Que tous ces monuments, si vantés, si chéris,

Quand on les voit de près, inspirent de mépris !

 

UN CYDONIEN.

 

Cher Datame, est-il vrai qu’en ces pourpris funestes,

On n’offre que du sang aux puissances célestes ?

Est-il vrai que ces Grecs, en tous lieux renommés,

Ont immolé des Grecs aux dieux qu’ils ont formés ?

La nature à ce point serait-elle égarée ?

 

 

DATAME.

 

A des flots d’imposteurs on dit qu’elle est livrée,

Qu’elle n’est plus la même, et qu’elle a corrompu

Ce doux présent des dieux, l’instinct de la vertu :

C’est en nous qu’il réside, il soutient nos courages :

Nous n’avons point de temple en nos déserts sauvages ;

Mais nous servons le ciel, et ne l’outrageons pas

Par des vœux criminels et des assassinats.

Puissions-nous fuir bientôt cette terre cruelle,

Délivrer Astérie, et partir avec elle !

 

LE CYDONIEN.

 

Rendons tous les captifs entre nos mains tombés,

Par notre pitié seule au glaive dérobés,

Esclave pour esclave, et quittons la contrée

Où notre pauvreté, qui dut être honorée.

N’est, aux yeux des Crétois, qu’un objet de dédain ;

Ils descendaient vers nous par un accueil hautain.

Leurs bontés m’indignaient. Regagnons nos asiles,

Fuyons leurs dieux, leurs mœurs, et leurs bruyantes villes.

Ils sont cruels et vains, polis et sans pitié

La nature entre nous mit trop d’inimitié.

 

DATAME.

 

Ah ! surtout de leurs mains reprenons Astérie.

Pourriez-vous reparaître aux yeux de la patrie

Sans lui rendre aujourd’hui son plus bel ornement ?

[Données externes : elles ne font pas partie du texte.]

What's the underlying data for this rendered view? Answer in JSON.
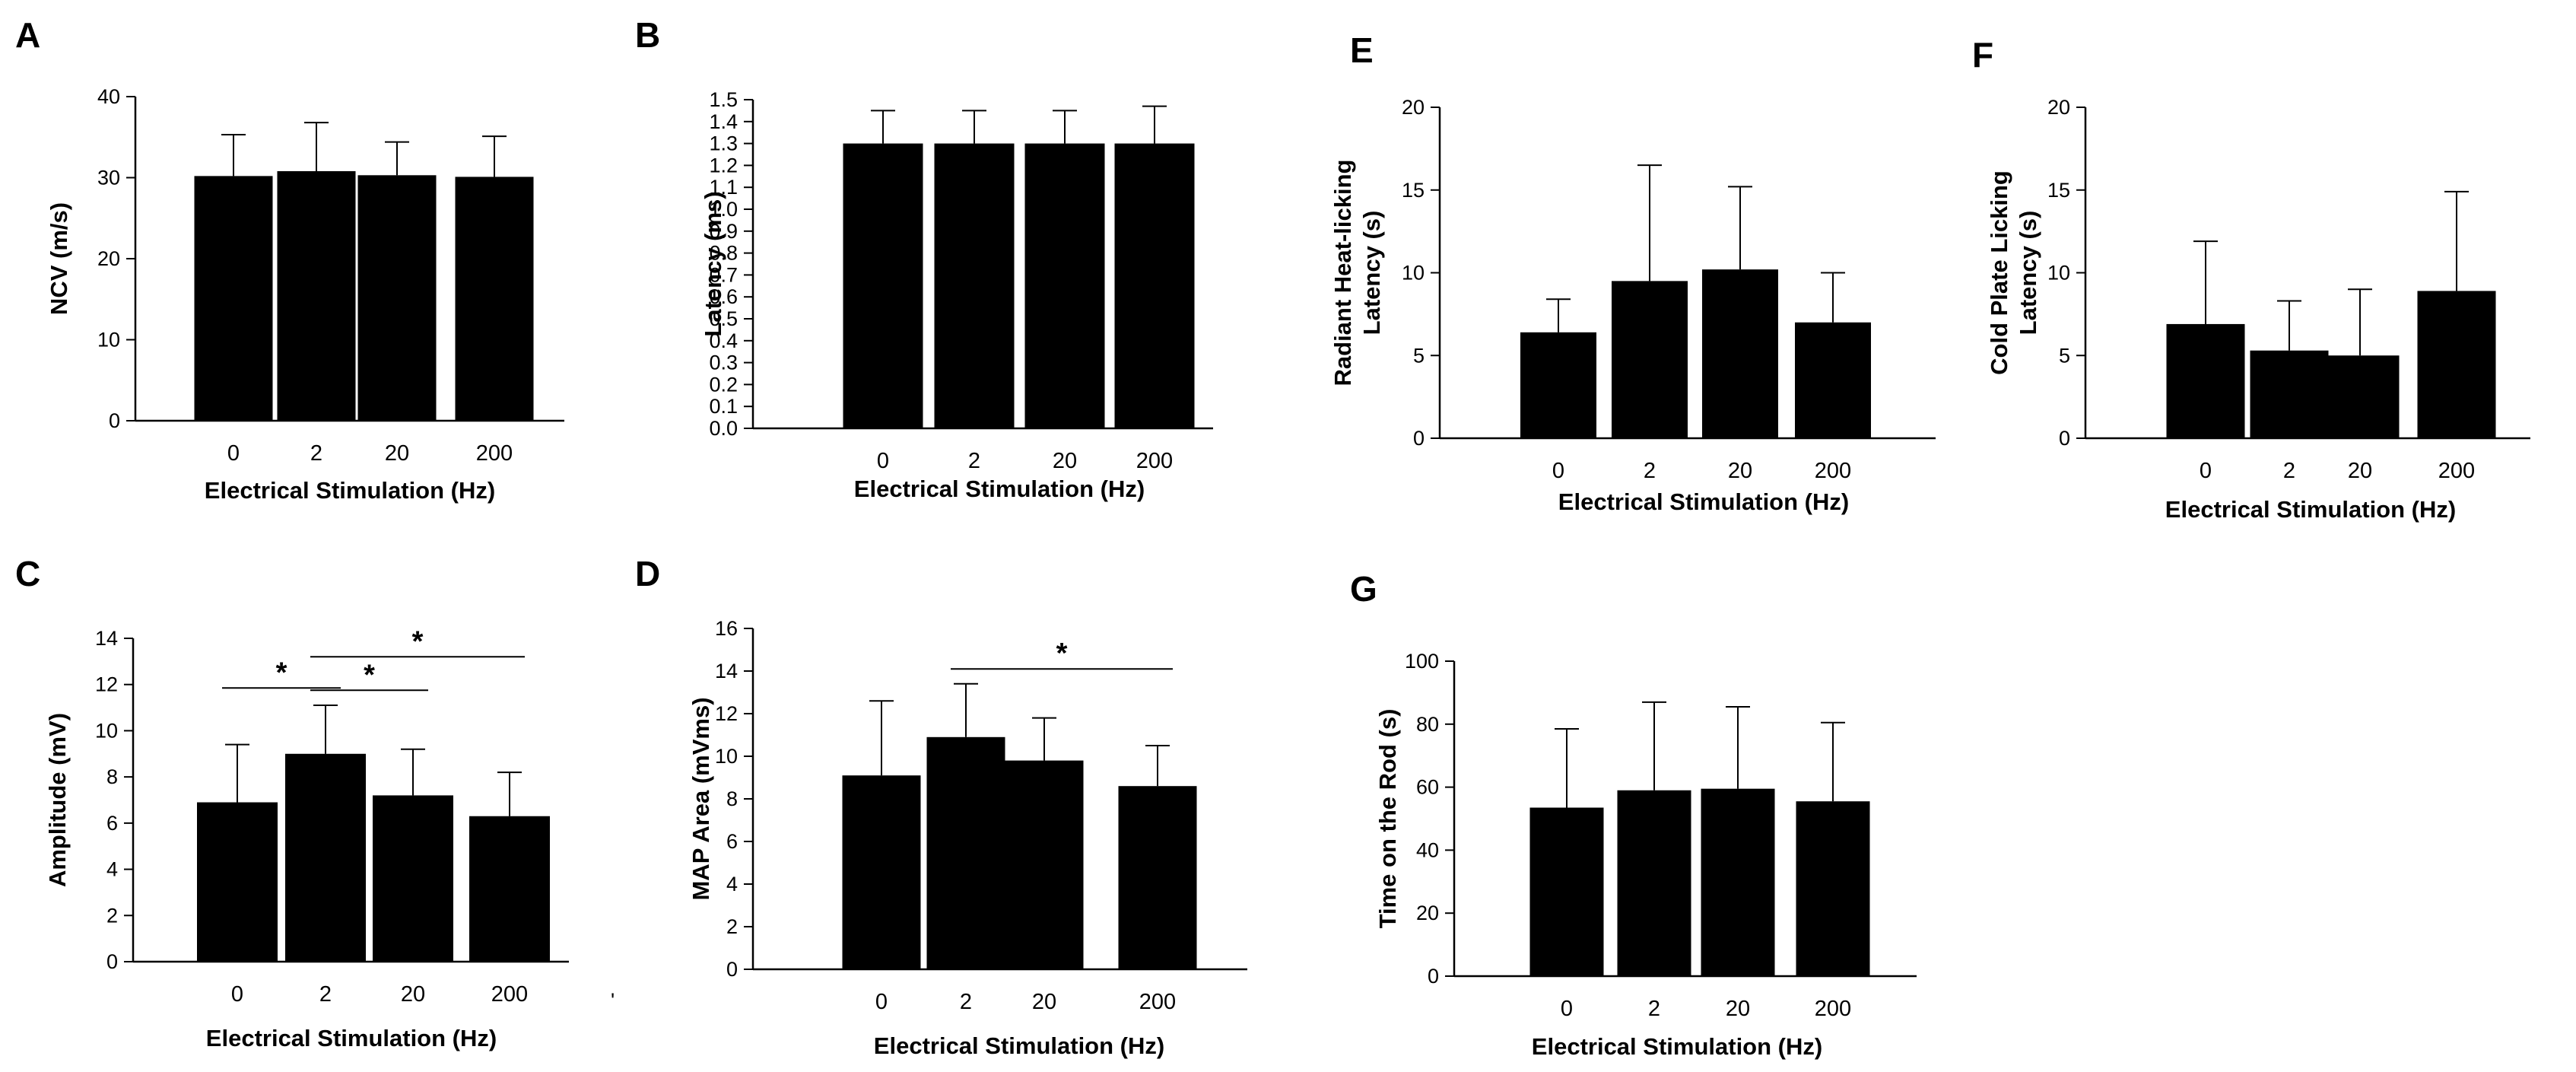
{
  "chart_data": [
    {
      "id": "A",
      "type": "bar",
      "panel_label": "A",
      "categories": [
        "0",
        "2",
        "20",
        "200"
      ],
      "values": [
        30.2,
        30.8,
        30.3,
        30.1
      ],
      "errors": [
        5.1,
        6.0,
        4.1,
        5.0
      ],
      "ylim": [
        0,
        40
      ],
      "yticks": [
        0,
        10,
        20,
        30,
        40
      ],
      "ylabel": [
        "NCV (m/s)"
      ],
      "xlabel": "Electrical Stimulation (Hz)",
      "significance": []
    },
    {
      "id": "B",
      "type": "bar",
      "panel_label": "B",
      "categories": [
        "0",
        "2",
        "20",
        "200"
      ],
      "values": [
        1.3,
        1.3,
        1.3,
        1.3
      ],
      "errors": [
        0.15,
        0.15,
        0.15,
        0.17
      ],
      "ylim": [
        0,
        1.5
      ],
      "yticks": [
        0.0,
        0.1,
        0.2,
        0.3,
        0.4,
        0.5,
        0.6,
        0.7,
        0.8,
        0.9,
        1.0,
        1.1,
        1.2,
        1.3,
        1.4,
        1.5
      ],
      "ytick_decimals": 1,
      "ylabel": [
        "Latency (ms)"
      ],
      "xlabel": "Electrical Stimulation (Hz)",
      "significance": []
    },
    {
      "id": "C",
      "type": "bar",
      "panel_label": "C",
      "categories": [
        "0",
        "2",
        "20",
        "200"
      ],
      "values": [
        6.9,
        9.0,
        7.2,
        6.3
      ],
      "errors": [
        2.5,
        2.1,
        2.0,
        1.9
      ],
      "ylim": [
        0,
        14
      ],
      "yticks": [
        0,
        2,
        4,
        6,
        8,
        10,
        12,
        14
      ],
      "ylabel": [
        "Amplitude (mV)"
      ],
      "xlabel": "Electrical Stimulation (Hz)",
      "significance": [
        {
          "from": 0,
          "to": 1,
          "y": 11.85,
          "label": "*"
        },
        {
          "from": 1,
          "to": 2,
          "y": 11.75,
          "label": "*"
        },
        {
          "from": 1,
          "to": 3,
          "y": 13.2,
          "label": "*"
        }
      ],
      "stray_mark": "'"
    },
    {
      "id": "D",
      "type": "bar",
      "panel_label": "D",
      "categories": [
        "0",
        "2",
        "20",
        "200"
      ],
      "values": [
        9.1,
        10.9,
        9.8,
        8.6
      ],
      "errors": [
        3.5,
        2.5,
        2.0,
        1.9
      ],
      "ylim": [
        0,
        16
      ],
      "yticks": [
        0,
        2,
        4,
        6,
        8,
        10,
        12,
        14,
        16
      ],
      "ylabel": [
        "MAP Area (mVms)"
      ],
      "xlabel": "Electrical Stimulation (Hz)",
      "significance": [
        {
          "from": 1,
          "to": 3,
          "y": 14.1,
          "label": "*"
        }
      ]
    },
    {
      "id": "E",
      "type": "bar",
      "panel_label": "E",
      "categories": [
        "0",
        "2",
        "20",
        "200"
      ],
      "values": [
        6.4,
        9.5,
        10.2,
        7.0
      ],
      "errors": [
        2.0,
        7.0,
        5.0,
        3.0
      ],
      "ylim": [
        0,
        20
      ],
      "yticks": [
        0,
        5,
        10,
        15,
        20
      ],
      "ylabel": [
        "Radiant Heat-licking",
        "Latency (s)"
      ],
      "xlabel": "Electrical Stimulation (Hz)",
      "significance": []
    },
    {
      "id": "F",
      "type": "bar",
      "panel_label": "F",
      "categories": [
        "0",
        "2",
        "20",
        "200"
      ],
      "values": [
        6.9,
        5.3,
        5.0,
        8.9
      ],
      "errors": [
        5.0,
        3.0,
        4.0,
        6.0
      ],
      "ylim": [
        0,
        20
      ],
      "yticks": [
        0,
        5,
        10,
        15,
        20
      ],
      "ylabel": [
        "Cold Plate Licking",
        "Latency (s)"
      ],
      "xlabel": "Electrical Stimulation (Hz)",
      "significance": []
    },
    {
      "id": "G",
      "type": "bar",
      "panel_label": "G",
      "categories": [
        "0",
        "2",
        "20",
        "200"
      ],
      "values": [
        53.5,
        59.0,
        59.5,
        55.5
      ],
      "errors": [
        25.0,
        28.0,
        26.0,
        25.0
      ],
      "ylim": [
        0,
        100
      ],
      "yticks": [
        0,
        20,
        40,
        60,
        80,
        100
      ],
      "ylabel": [
        "Time on the Rod (s)"
      ],
      "xlabel": "Electrical Stimulation (Hz)",
      "significance": []
    }
  ]
}
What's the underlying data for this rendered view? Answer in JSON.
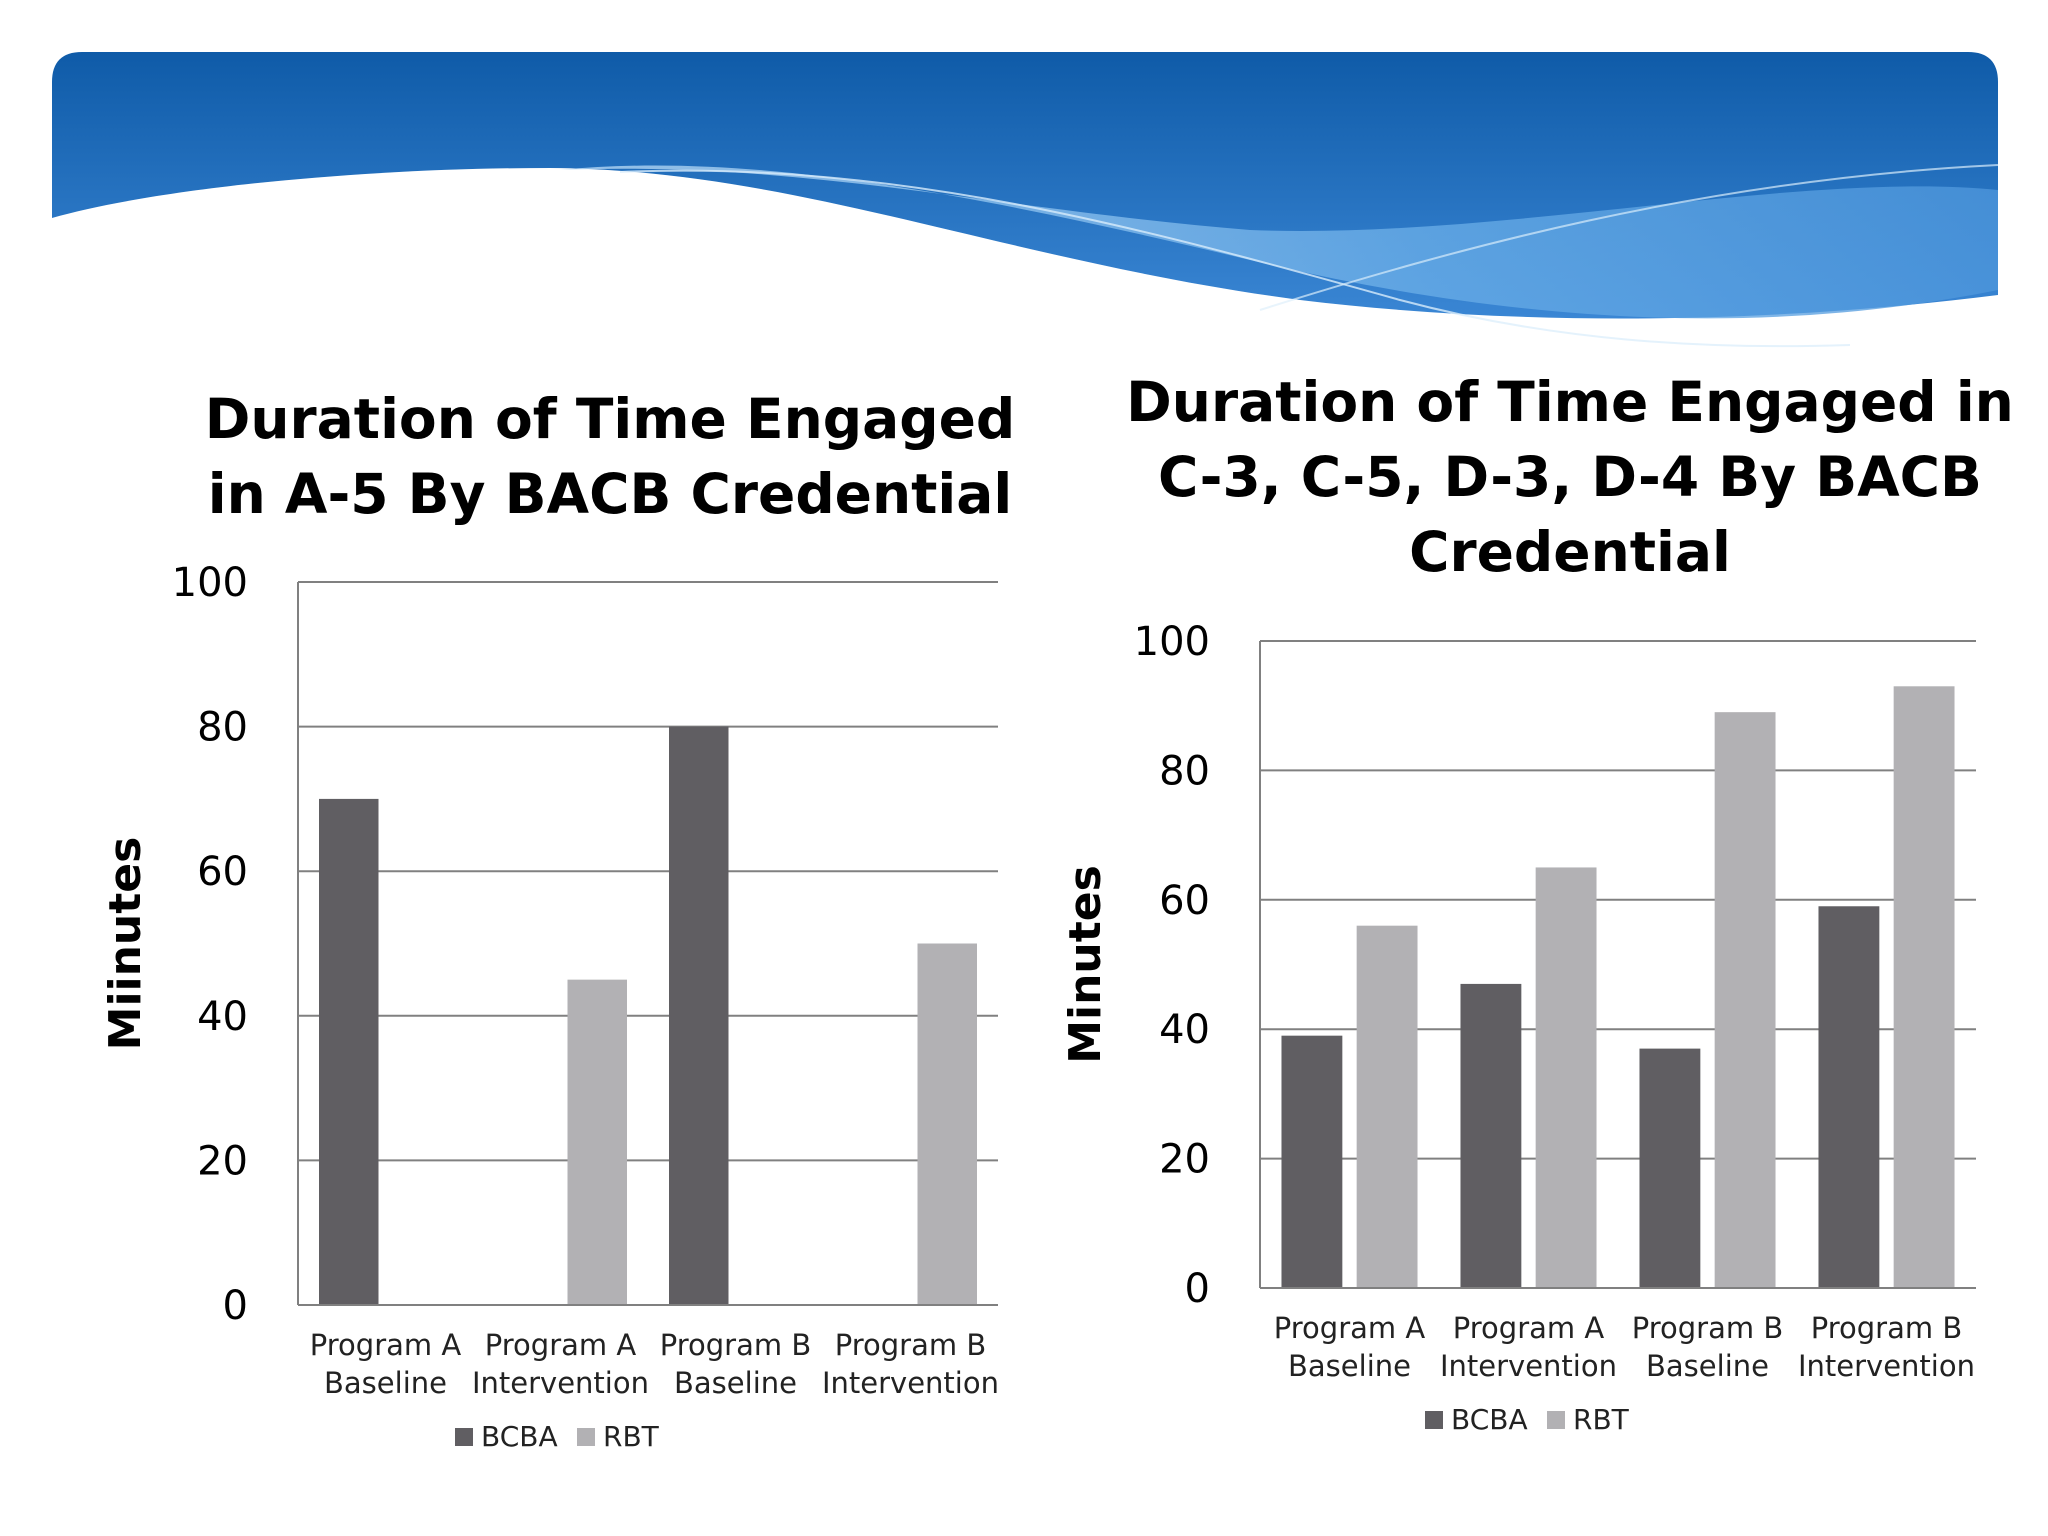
{
  "colors": {
    "bcba": "#605e62",
    "rbt": "#b2b1b4",
    "grid": "#808080",
    "banner_dark": "#0f5ba8",
    "banner_light": "#8cc3ef"
  },
  "chart_data": [
    {
      "type": "bar",
      "title_lines": [
        "Duration of Time Engaged",
        "in A-5 By BACB Credential"
      ],
      "ylabel": "Miinutes",
      "xlabel": "",
      "ylim": [
        0,
        100
      ],
      "yticks": [
        "0",
        "20",
        "40",
        "60",
        "80",
        "100"
      ],
      "categories": [
        [
          "Program A",
          "Baseline"
        ],
        [
          "Program A",
          "Intervention"
        ],
        [
          "Program B",
          "Baseline"
        ],
        [
          "Program B",
          "Intervention"
        ]
      ],
      "series": [
        {
          "name": "BCBA",
          "values": [
            70,
            0,
            80,
            0
          ]
        },
        {
          "name": "RBT",
          "values": [
            0,
            45,
            0,
            50
          ]
        }
      ],
      "legend": [
        "BCBA",
        "RBT"
      ],
      "legend_position": "bottom"
    },
    {
      "type": "bar",
      "title_lines": [
        "Duration of Time Engaged in",
        "C-3, C-5, D-3, D-4 By BACB",
        "Credential"
      ],
      "ylabel": "Minutes",
      "xlabel": "",
      "ylim": [
        0,
        100
      ],
      "yticks": [
        "0",
        "20",
        "40",
        "60",
        "80",
        "100"
      ],
      "categories": [
        [
          "Program A",
          "Baseline"
        ],
        [
          "Program A",
          "Intervention"
        ],
        [
          "Program B",
          "Baseline"
        ],
        [
          "Program B",
          "Intervention"
        ]
      ],
      "series": [
        {
          "name": "BCBA",
          "values": [
            39,
            47,
            37,
            59
          ]
        },
        {
          "name": "RBT",
          "values": [
            56,
            65,
            89,
            93
          ]
        }
      ],
      "legend": [
        "BCBA",
        "RBT"
      ],
      "legend_position": "bottom"
    }
  ]
}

Son père est attendu de moment en moment :

En vain je la demande aux peuples de la Crète ;

Aucun n’a satisfait ma douleur inquiète,

Aucun n’a mis le calme en mon cœur éperdu ;

Par des pleurs qu’il cachait un seul m’a répondu.

Que veulent, cher ami, ce silence et ces larmes ?

Je voulais à Teucer apporter mes alarmes ;

Mais on m’a fait sentir que, grâces à leurs lois.

Des hommes tels que nous n’approchent point des rois :

Nous sommes leurs égaux dans les champs de Bellone :

Qui peut donc avoir mis entre nous et leur trône

Cet immense intervalle, et ravir aux mortels

Leur dignité première et leurs droits naturels ?

Il ne fallait qu’un mot, la paix était jurée ;

Je voyais Astérie à son époux livrée ;

On payait sa rançon, non du brillant amas

Des métaux précieux que je ne connais pas,

Mais des moissons, des fruits, des trésors véritables,

Qu’arrachent à nos champs nos mains infatigables :

Nous rendons nos captifs ; Astérie avec nous

Revolait à Cydon dans les bras d’un époux.

Faut-il partir sans elle, et venir la reprendre

Dans des ruisseaux de sang, et des monceaux de cendre ?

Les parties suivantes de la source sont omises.